The signals generated by the geophones are processed in the field or at a later time in a data processing center to remove noise and extraneous signals so that only reflected signals remain, and the amplitude of the signals from each geophone is continuously recorded against time to produce seismograms. In order to eventually create a depth profile of the various layers or horizons of interest the reflected ray traces between the shotpoint and each geophone must be grouped and compared. The conventional way of doing this is to assume that a point halfway between the shotpoint and a receiver overlies the point on the subsurface layer of interest from which the reflection came. This point is known as the common mid point (CMP) or the common depth point (CDP). Traces are binned according to the CDP and are summed or stacked for purposes of data interpretation. According to the CDP theory it is assumed that the time it takes for the primary energy from the shotpoint to reach the horizon is equal to the time for the reflected energy to reach the receiver. Thus by determining the distance traveled by the energy wave in half the time between the instant of the shot and the signals generated by a receiver, the depth of the horizon of interest can be determined.
This underlying theory is known to be incorrect in all but those cases in which the horizon is horizontal. If the horizon dips the reflection point on the horizon will not be directly beneath the CDP but will be offset from it, which means that the time for the primary energy wave to reach the reflection point is greater or less than the time for the secondary energy to reach the receiver. To compensate for these intrinsic errors corrections to the data are performed. Thus normal moveout corrections, which convert each receiver output to the output it would have produced if the source and receiver had been located at the CDP, and dip moveout corrections, which account for the slope of the relevant horizon, are carried out. These corrections, which involve the shifting in time of the reflected events of the traces, are still not able, however, to overcome the basic errors inherent in the CDP theory in areas of steep dip. Such errors can produce final mapping errors of considerable significance, the magnitude of which can readily be greater than a mile or more.

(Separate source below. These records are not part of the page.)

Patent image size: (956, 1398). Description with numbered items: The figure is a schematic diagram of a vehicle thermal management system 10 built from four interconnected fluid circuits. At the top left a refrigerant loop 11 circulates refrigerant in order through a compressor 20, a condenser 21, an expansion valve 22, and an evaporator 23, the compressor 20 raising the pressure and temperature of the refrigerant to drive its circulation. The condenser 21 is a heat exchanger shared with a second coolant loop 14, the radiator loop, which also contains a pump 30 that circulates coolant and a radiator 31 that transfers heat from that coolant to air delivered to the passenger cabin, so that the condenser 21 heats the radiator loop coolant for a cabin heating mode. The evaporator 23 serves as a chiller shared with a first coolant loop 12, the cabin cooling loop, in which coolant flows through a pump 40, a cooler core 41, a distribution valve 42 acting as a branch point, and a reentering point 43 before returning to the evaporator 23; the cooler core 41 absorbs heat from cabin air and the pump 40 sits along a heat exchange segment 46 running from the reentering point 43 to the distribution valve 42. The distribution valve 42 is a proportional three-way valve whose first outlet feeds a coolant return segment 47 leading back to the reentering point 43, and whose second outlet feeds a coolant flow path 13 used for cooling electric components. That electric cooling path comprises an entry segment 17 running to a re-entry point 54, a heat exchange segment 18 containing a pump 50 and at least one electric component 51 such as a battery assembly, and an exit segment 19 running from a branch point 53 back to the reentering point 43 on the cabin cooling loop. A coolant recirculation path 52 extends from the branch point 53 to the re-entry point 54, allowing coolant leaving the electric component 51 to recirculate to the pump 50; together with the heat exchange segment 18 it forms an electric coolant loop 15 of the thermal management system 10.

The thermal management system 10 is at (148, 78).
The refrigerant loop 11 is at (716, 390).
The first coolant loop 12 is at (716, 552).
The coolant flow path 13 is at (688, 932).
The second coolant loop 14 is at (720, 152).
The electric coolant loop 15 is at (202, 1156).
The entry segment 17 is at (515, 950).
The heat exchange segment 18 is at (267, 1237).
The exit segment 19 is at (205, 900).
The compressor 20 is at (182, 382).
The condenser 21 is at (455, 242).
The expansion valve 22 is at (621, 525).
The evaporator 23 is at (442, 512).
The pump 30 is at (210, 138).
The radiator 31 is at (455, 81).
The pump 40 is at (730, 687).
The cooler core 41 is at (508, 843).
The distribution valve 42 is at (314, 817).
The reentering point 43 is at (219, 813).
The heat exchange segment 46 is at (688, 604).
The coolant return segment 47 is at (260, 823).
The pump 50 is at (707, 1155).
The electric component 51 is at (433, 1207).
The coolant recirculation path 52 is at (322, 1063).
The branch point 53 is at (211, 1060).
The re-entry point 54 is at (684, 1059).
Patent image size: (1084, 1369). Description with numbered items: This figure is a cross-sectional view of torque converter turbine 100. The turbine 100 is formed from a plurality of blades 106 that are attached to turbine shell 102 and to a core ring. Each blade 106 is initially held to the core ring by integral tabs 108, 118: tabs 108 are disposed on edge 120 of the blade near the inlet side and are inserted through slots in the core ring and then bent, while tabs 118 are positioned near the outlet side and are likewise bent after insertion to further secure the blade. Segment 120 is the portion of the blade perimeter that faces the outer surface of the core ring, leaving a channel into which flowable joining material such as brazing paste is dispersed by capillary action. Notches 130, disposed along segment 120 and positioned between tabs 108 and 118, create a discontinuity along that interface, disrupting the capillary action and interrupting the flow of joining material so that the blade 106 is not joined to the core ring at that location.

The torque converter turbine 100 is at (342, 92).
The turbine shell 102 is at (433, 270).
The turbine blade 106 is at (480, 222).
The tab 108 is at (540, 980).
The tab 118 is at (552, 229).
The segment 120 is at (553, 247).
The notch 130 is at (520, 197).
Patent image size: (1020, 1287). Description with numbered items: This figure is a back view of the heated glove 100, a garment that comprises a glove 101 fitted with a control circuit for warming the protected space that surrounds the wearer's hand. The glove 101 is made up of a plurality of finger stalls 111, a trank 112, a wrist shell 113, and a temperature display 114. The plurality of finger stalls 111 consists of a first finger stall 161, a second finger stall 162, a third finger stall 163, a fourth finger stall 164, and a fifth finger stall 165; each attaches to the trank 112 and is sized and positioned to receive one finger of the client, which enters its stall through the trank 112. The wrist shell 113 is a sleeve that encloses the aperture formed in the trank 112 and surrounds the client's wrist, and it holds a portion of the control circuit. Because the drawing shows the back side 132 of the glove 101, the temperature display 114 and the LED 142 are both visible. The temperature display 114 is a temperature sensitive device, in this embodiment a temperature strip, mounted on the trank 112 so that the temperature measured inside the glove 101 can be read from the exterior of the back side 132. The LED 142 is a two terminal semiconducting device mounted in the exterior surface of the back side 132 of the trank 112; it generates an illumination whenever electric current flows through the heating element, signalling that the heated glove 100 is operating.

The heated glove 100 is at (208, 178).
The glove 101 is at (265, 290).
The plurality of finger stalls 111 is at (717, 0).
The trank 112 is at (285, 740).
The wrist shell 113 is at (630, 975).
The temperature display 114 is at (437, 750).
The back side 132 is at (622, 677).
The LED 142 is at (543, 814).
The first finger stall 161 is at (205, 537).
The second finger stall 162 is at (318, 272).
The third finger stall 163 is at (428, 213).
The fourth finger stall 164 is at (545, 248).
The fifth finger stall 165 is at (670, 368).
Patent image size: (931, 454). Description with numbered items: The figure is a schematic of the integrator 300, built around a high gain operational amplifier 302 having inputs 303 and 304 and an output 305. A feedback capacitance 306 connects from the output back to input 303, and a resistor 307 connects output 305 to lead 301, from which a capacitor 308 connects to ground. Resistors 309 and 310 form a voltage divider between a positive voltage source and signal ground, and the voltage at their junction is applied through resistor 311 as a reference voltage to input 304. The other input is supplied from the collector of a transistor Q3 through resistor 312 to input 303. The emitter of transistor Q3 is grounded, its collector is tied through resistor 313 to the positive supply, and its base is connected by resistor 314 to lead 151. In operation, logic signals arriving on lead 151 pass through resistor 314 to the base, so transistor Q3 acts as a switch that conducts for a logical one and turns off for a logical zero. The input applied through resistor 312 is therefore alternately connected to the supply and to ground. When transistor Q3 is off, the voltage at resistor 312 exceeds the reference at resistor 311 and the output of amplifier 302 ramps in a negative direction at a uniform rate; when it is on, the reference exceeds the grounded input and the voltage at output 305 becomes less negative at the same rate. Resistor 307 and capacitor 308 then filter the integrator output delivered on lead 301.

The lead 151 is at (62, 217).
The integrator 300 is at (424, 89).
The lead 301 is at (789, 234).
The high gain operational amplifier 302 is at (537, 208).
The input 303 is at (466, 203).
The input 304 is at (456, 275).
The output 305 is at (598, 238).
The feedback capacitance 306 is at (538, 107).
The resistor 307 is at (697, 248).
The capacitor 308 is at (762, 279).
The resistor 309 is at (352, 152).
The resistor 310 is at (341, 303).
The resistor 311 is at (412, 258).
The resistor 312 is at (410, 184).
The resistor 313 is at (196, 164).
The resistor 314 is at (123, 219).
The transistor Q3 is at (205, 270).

In areas of steep dip, such as in the vicinity of salt domes where both the dip and the dip direction of seismic reflectors change rapidly over a short distance, it is desirable to use depth processing in order to provide a three-dimensional image of the substructure. This requires that the area of the reflected energy be located in all three spatial dimensions. One way of accomplishing this is to lay out the seismic lines along grids and then shoot and process the data, using three-dimensional time migration. There are problems, however, in utilizing this method. In practice, the location of the source and receivers must be accurately known. Otherwise, the quality of the resulting seismic images can be seriously degraded. Further, errors in location can readily result from surveying errors, processing errors, bookkeeping errors, and communication errors between the shooter and the observer as to the source being initiated. In addition, even when the program is run correctly, it requires a great deal of time compared to a simpler two-dimensional program run along one or several seismic lines.
Another way of locating the reflected energy in all three spatial directions is to use data from two-dimensional seismic lines and apply time migration corrections. This still does not take into account energy recorded from reflections originating out of the vertical plane of the seismic line, as would be encountered in an area of steep dips. Moreover, the data is still initially inexact due to the inherent drawbacks of the CDP theory discussed above.
In both systems of producing three-dimensional models the practical limitation of the slope of dips which can be imaged is up to about 60.degree.. Since areas of steeper dips are not uncommon, particularly in the vicinity of salt domes, it would be highly desirable to be able to image steeper dips. Due to the errors introduced by CDP stacks or gathers it would be desirable to be able to produce three-dimensional models which are not based on the CDP traces.